The mighty spinach has long been renowned as a health food: it gave Popeye his strength, and has been a staple of part of what is considered a healthy diet for a while now.

There is one main reason for this: the astounding nutrient density of spinach. Although in recent years it may have been replaced by kale as the ‘healthiest’ of the leafy greens, spinach has its own distinct benefits and its own distinct taste.

Many of you will know spinach as a staple of salads, but with a mild flavour and little of the bitterness associated with other healthy green vegetables, it is wasted as mere salad dressing. With fantastic nutrient density and potent anti-cancer benefits, spinach is a great food to add to any healthy diet.

It is one of the few foods that may realistically have a claim on being the most nutrient dense. 100g contains just 23 calories, but for those few calories spinach packs a huge micronutrient punch. 100g contains 460% of your daily value (DV) of vitamin K, 187% DV of vitamin A, 46% DV of vitamin C, 19% DV of magnesium, and 15% DV of iron.

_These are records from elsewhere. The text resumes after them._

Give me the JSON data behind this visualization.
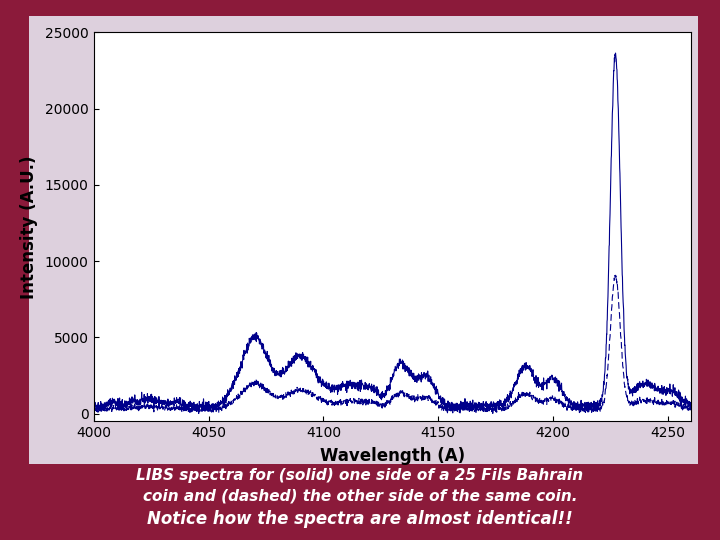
{
  "xlim": [
    4000,
    4260
  ],
  "ylim": [
    -500,
    25000
  ],
  "yticks": [
    0,
    5000,
    10000,
    15000,
    20000,
    25000
  ],
  "xticks": [
    4000,
    4050,
    4100,
    4150,
    4200,
    4250
  ],
  "xlabel": "Wavelength (A)",
  "ylabel": "Intensity (A.U.)",
  "line_color": "#00008B",
  "bg_color": "#ffffff",
  "outer_bg": "#8B1A3A",
  "panel_bg": "#ddd0dd",
  "caption_line1": "LIBS spectra for (solid) one side of a 25 Fils Bahrain",
  "caption_line2": "coin and (dashed) the other side of the same coin.",
  "caption_line3": "Notice how the spectra are almost identical!!",
  "caption_color": "#ffffff"
}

This is an enormous amount of nutrition for just 23 calories! And, of course, that’s great for your health. Vitamin K is essential to blood clotting and bone health, vitamin A for eye health, vitamin C and magnesium for your cardiovascular system, and iron to prevent drowsiness.

Iron deficiency is fairly common, so the iron present in spinach is significant, and as an added plus, vitamin C assists in iron absorption, ensuring that all those nutrients directly benefit your health.

In addition to its astonishing richness of nutrients, spinach also has some profound health benefits. Firstly, it has perhaps the highest concentration of chlorophyll of any food; all green leafy vegetables have a significant amount of chlorophyll, and will benefit your health, but spinach is the best of the bunch.

In fact, spinach is so high in chlorophyll that it’s green colour masks the distinct orange colour of beta-carotene, found in large amounts in spinach.

But why is chlorophyll important? Well, in broad terms, it has a number of anti-cancer properties. To begin with, it may protect from a number of ‘genotoxic’ compounds (substances that damage the genetic information of a cell and may lead to mutations, and possibly cancer), meaning it protects from cancer-causing compounds.

Also, chlorophyll has a strong effect on tumour cell growth, and may be a powerful compound when it comes to cancer prevention. Studies on specific cancers are far from complete, but there is a suggestion that chlorophyll may reduce the risk of liver cancer.

In addition, studies on spinach have shown a reduced risk of breast cancer, although that study was examining the effects of vitamin A.